Roller was ultimately asked to acquiesce to the latest plan for Dorion, to note his 52 days of custody and return him to El’Dad with tightened up conditions aimed at keeping him in check.
Roller agreed, and endorsed a new clause in a new 15-month-long probation order effectively banishing Dorion from Winnipeg without being accompanied by a worker. He also needs prior written consent from his probation officer to come here.
“I can’t understand why you do what you do. Especially when I hear what happens to you when you do it,” Roller told Dorion, who appears to have gained a considerable pot-belly since the last I saw him earlier this year.
He gazed towards her, impassively.
“Do you like being there (El’Dad) … better than going to U-Haul?,” she asked Dorion.
“Yeah,” he replied.
‘Yeah, but do you, John — do you really?,’ I thought to myself in the back of courtroom 401.
Because this is the key question, really.
Given Dorion’s storied history, it would be natural to want to take anything Dorion says with a grain of salt, to believe he’s just a hopeless case — a living ‘ghost in the machine’ — we’ll just always continue to throw money at.
But a letter his PSNP provided to the court suggests there is, in fact, some cautious optimism for the future of John Dorion, whose ultimate goal is to hopefully one day return to his home community of Crane River.
In the month Dorion spent free at El’Dad he “engaged very well with his supports (and) participated well in his vocational day program,” PSNP worker, Melanie Muehling wrote in a Nov. 14 joint letter to community prosecutor Paul Girdlestone and defence lawyer Amanda Sansregret.
Perhaps most surprising to me of her findings was how she says Dorion “exhibited maturity” through “recognizing the benefit of his placement and his choice to remain clean and sober.”
His PSNP worker believes these things, combined with the fact Dorion has been out of jail for more than a month, “is a huge success, and indicative of a working plan.”
Maybe, just maybe, Dorion’s El’Dad plan will work out. His worker seems to think it could. Keep him away from his central temptations – the sniff and the U-Haul – for long enough and it’s possible something might stick.
It’s the possibility Dorion would be actually a free man instead of just one in stasis due to the fact he’s geographically too far removed from his vice to feed it.
“It is my opinion that Mr Dorion does not have the intellectual or emotional ability to deal with stress and anxiety by problem-solving an alternative response to attending U-Haul and using solvents,” Muehling wrote.
But that’s not to say he doesn’t have some insight into the power of his addiction, Muehling suggests.

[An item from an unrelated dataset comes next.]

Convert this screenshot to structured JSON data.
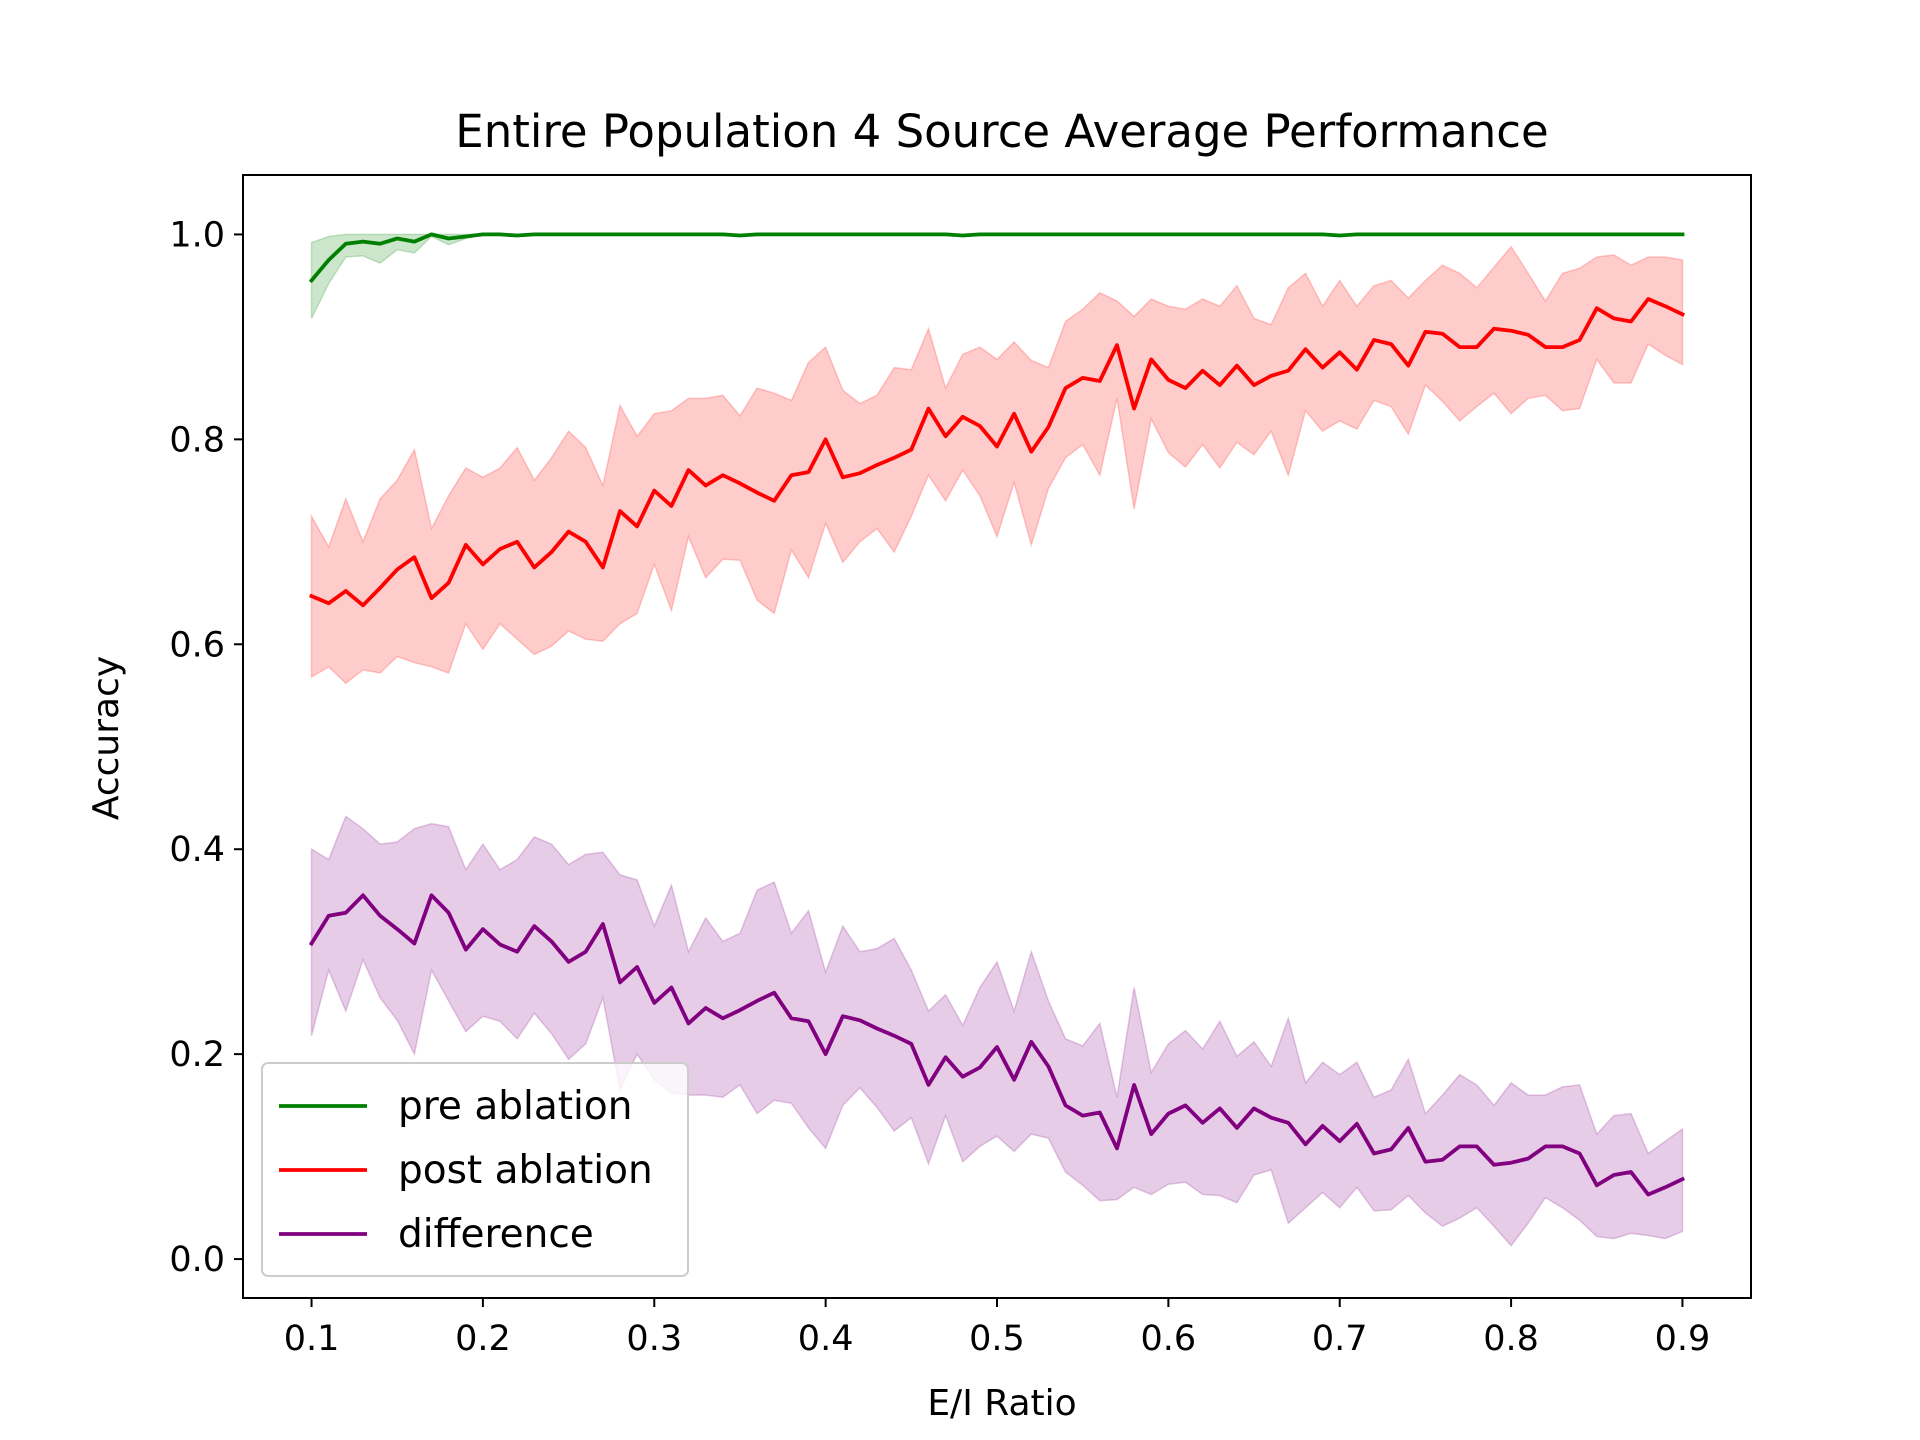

“Mr. Dorion has confirmed to me that he knows that if he is residing in Winnipeg, he will ultimately succumb to the temptation to attend U-Haul. Our program has introduced a solution (the El’Dad ranch) that would see Mr. Dorion physically removed from this temptation, and provide external motivation for Mr. Dorion to abstain from solvent use,” she states.
I can only hope this is the case.
But, one wonders, why did it take so very long for this relatively simple solution – court-sanctioned displacement for the greater good – to rear its head?